I assisted my team's UX lead in conducting several focus groups with Ministry staff to understand the problems with the current intranet, as well as what the staff would like to see improved or added in a new, redesigned version of the intranet.
I single-handedly analysed and summarised information gathered in the focus groups, and designed a clear, comprehensive report to guide the design direction of the new intranet. This report was distributed to the client stakeholders and design/development team.
After features and improvements were agreed upon based on the data gathered from the focus groups and stakeholder interviews, I worked with the other designer on the team to design a homepage and subpages for the intranet.
After my team had designed several options for the intranet homepage and presenting them to the Ministry committee in charge of the project, an important stakeholder declared that she didn't like any of the design options presented, and in fact, disliked our entire approach. After much back-and-forth comments and heated conversations, we discovered that what the stakeholder wanted was a more flashy, photography-heavy homepage that had plenty of visuals promoting the events and community in the Ministry.

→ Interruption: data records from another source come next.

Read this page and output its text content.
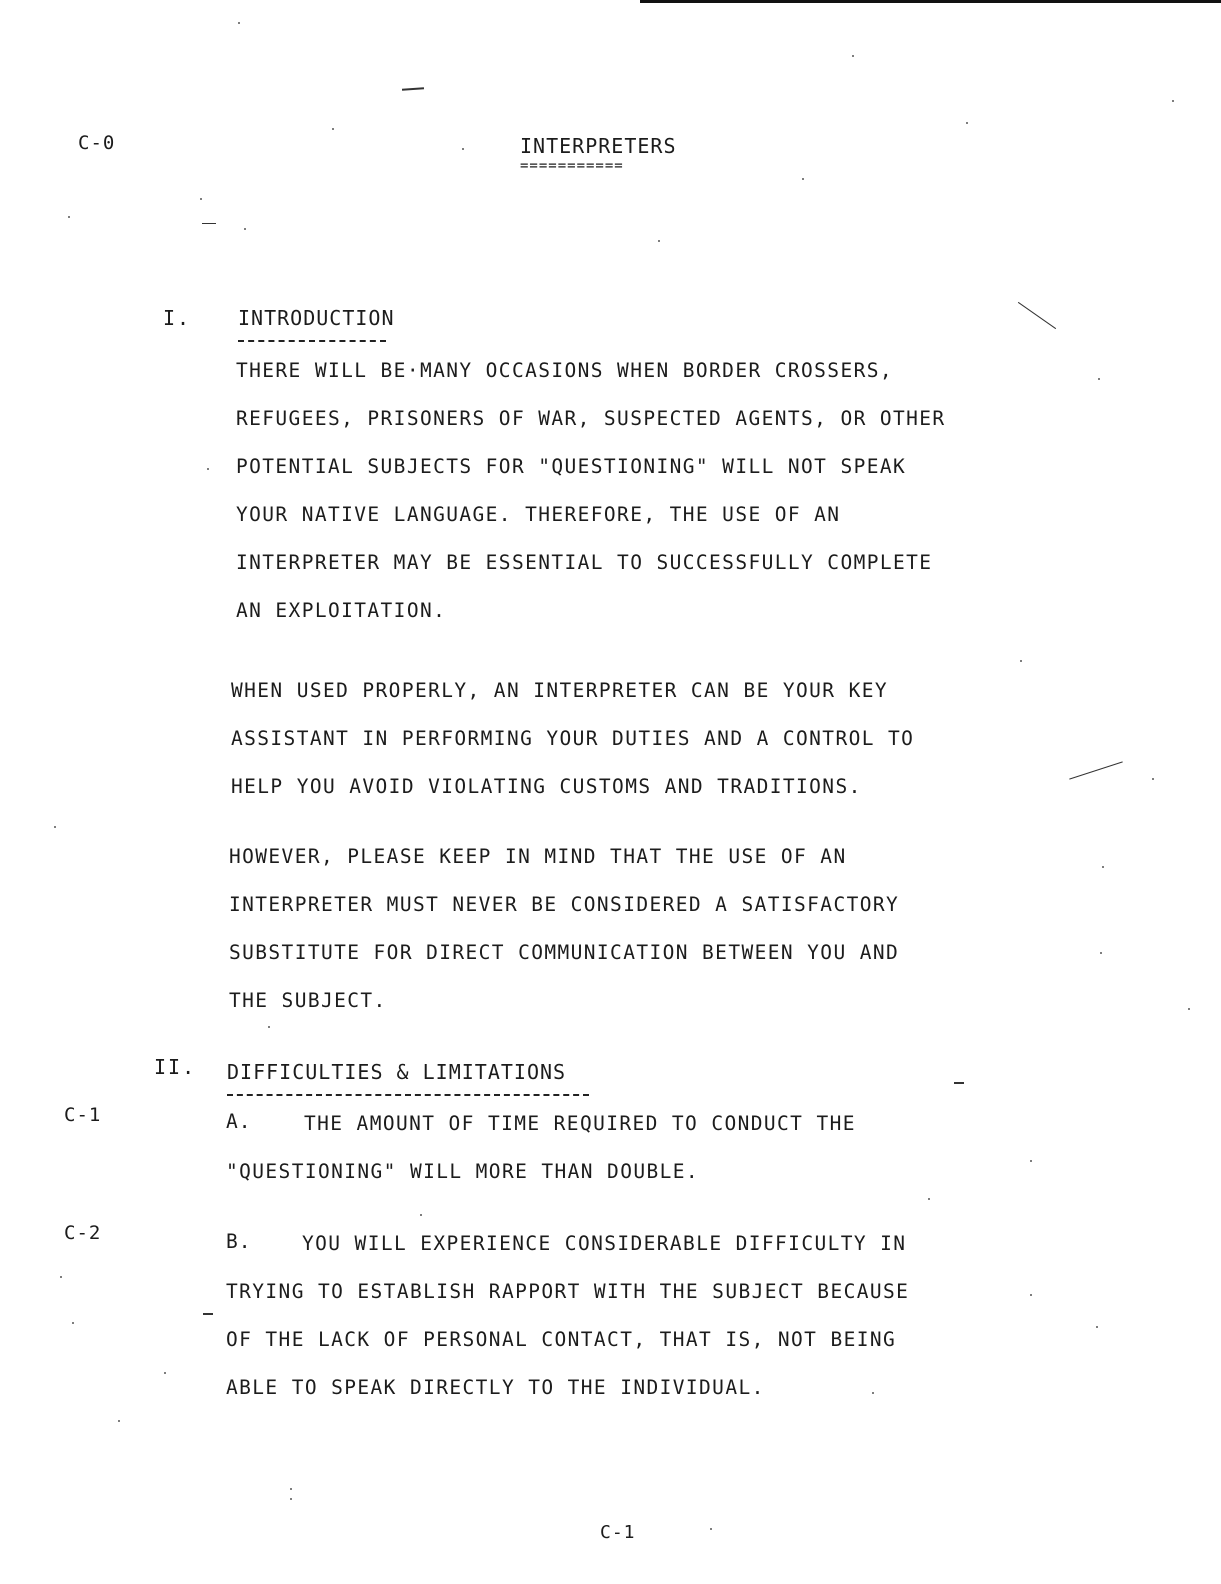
C-0	INTERPRETERS
===========
I. INTRODUCTION
THERE WILL BE·MANY OCCASIONS WHEN BORDER CROSSERS,
REFUGEES, PRISONERS OF WAR, SUSPECTED AGENTS, OR OTHER
POTENTIAL SUBJECTS FOR "QUESTIONING" WILL NOT SPEAK
YOUR NATIVE LANGUAGE. THEREFORE, THE USE OF AN
INTERPRETER MAY BE ESSENTIAL TO SUCCESSFULLY COMPLETE
AN EXPLOITATION.
WHEN USED PROPERLY, AN INTERPRETER CAN BE YOUR KEY
ASSISTANT IN PERFORMING YOUR DUTIES AND A CONTROL TO
HELP YOU AVOID VIOLATING CUSTOMS AND TRADITIONS.
HOWEVER, PLEASE KEEP IN MIND THAT THE USE OF AN
INTERPRETER MUST NEVER BE CONSIDERED A SATISFACTORY
SUBSTITUTE FOR DIRECT COMMUNICATION BETWEEN YOU AND
THE SUBJECT.
II. DIFFICULTIES & LIMITATIONS
C-1	A.	THE AMOUNT OF TIME REQUIRED TO CONDUCT THE
"QUESTIONING" WILL MORE THAN DOUBLE.
C-2	B.	YOU WILL EXPERIENCE CONSIDERABLE DIFFICULTY IN
TRYING TO ESTABLISH RAPPORT WITH THE SUBJECT BECAUSE
OF THE LACK OF PERSONAL CONTACT, THAT IS, NOT BEING
ABLE TO SPEAK DIRECTLY TO THE INDIVIDUAL.
C-1
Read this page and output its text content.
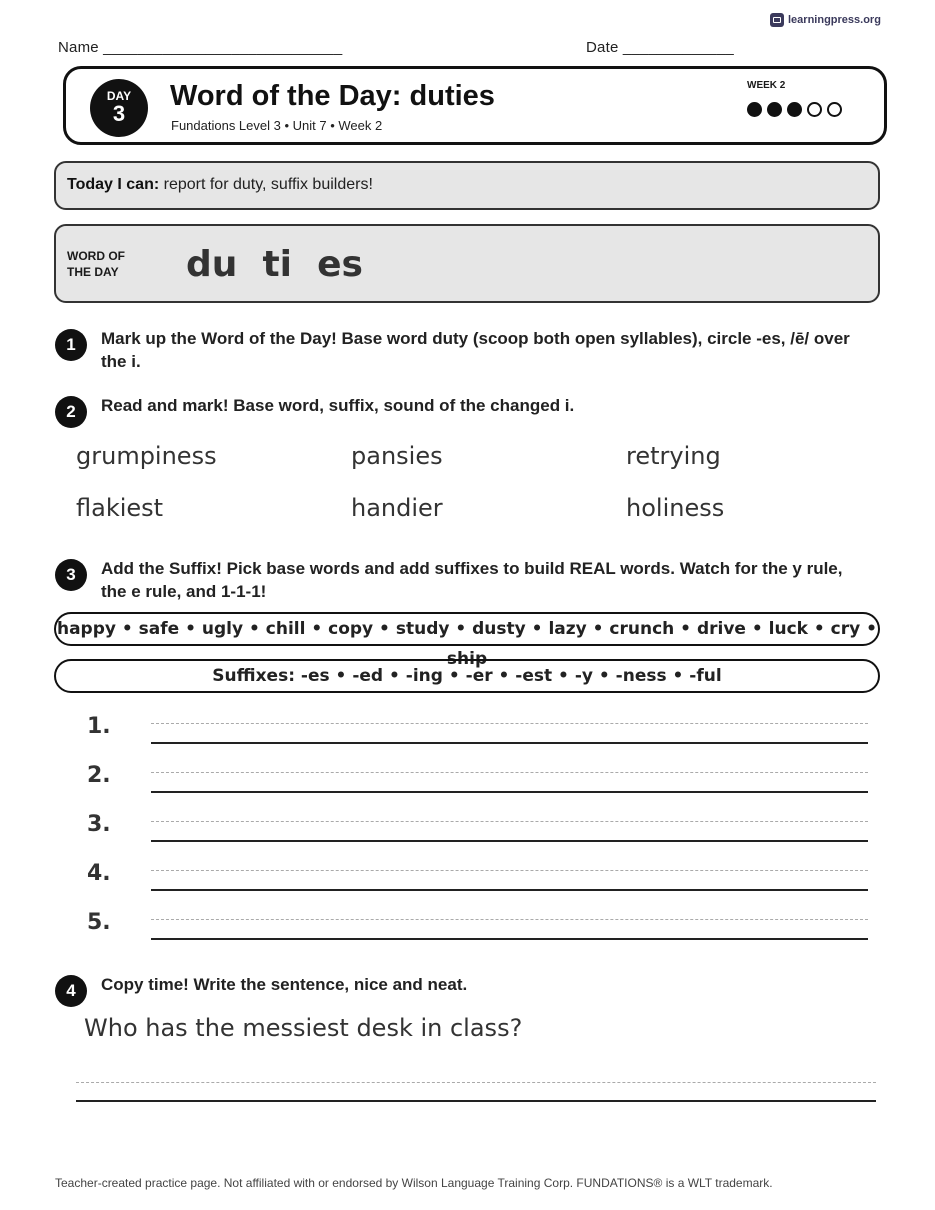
learningpress.org
Name ____________________________	Date _____________
DAY
3
Word of the Day: duties
Fundations Level 3 • Unit 7 • Week 2
WEEK 2
Today I can: report for duty, suffix builders!
WORD OF THE DAY	du  ti  es
1	Mark up the Word of the Day! Base word duty (scoop both open syllables), circle -es, /ē/ over the i.
2	Read and mark! Base word, suffix, sound of the changed i.
grumpiness	pansies	retrying
flakiest	handier	holiness
3	Add the Suffix! Pick base words and add suffixes to build REAL words. Watch for the y rule, the e rule, and 1-1-1!
happy • safe • ugly • chill • copy • study • dusty • lazy • crunch • drive • luck • cry • ship
Suffixes: -es • -ed • -ing • -er • -est • -y • -ness • -ful
1.
2.
3.
4.
5.
4	Copy time! Write the sentence, nice and neat.
Who has the messiest desk in class?
Teacher-created practice page. Not affiliated with or endorsed by Wilson Language Training Corp. FUNDATIONS® is a WLT trademark.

However, according to our user research, actual Ministry staff cared little about community and event news, and were much more interested in using the intranet to quickly access work documents and guidelines. These were the design requirements we had, until then, been working with.
In order to appease the important stakeholder and still meet real user needs, we pushed the community news section (with images promoting the events) to the top, and in usability testing, showed through eye-tracking that users did not look at that section at all, and tended to scroll right past it to the more work-relevant sections.
Armed with these findings, we reached a compromise (seen in the first screen design, below), where the event section was at the top, but much reduced in size and was not too much hassle to scroll past to access other sections.
To ensure the usability of the new design before development, I planned out a usability test script with tasks for users to attempt to complete - tasks that accurately represented real actions that staff were likely to take on the intranet. We created a clickable prototype of the designs using Invision for the purposes of the usability test. Me and the other designer then led one-on-one usability tests with 16 Ministry staff members.
After the tests, I single-handedly designed and wrote a comprehensive report detailing the findings of the usability tests, including recommendations for improvements to the designs. The designs were then amended with the usability test feedback in mind, and handed over to the developers for implementation.
I learned a lot about dealing with demanding clients and balancing good design with internal stakeholder wants. Often, what the heads of department wanted was different from what the staff actually needed the intranet to do, and my team and I realised the importance of coming to a compromise in order to move ahead with the project while not neglecting real user needs.
I gained a better understanding of how to work with developers without a design background - how specific you have to be with design in order to get it developed accurate to your vision. Many times, developers neglected small design details that changed the look and feel of the interface, which we then had to highlight to them as important.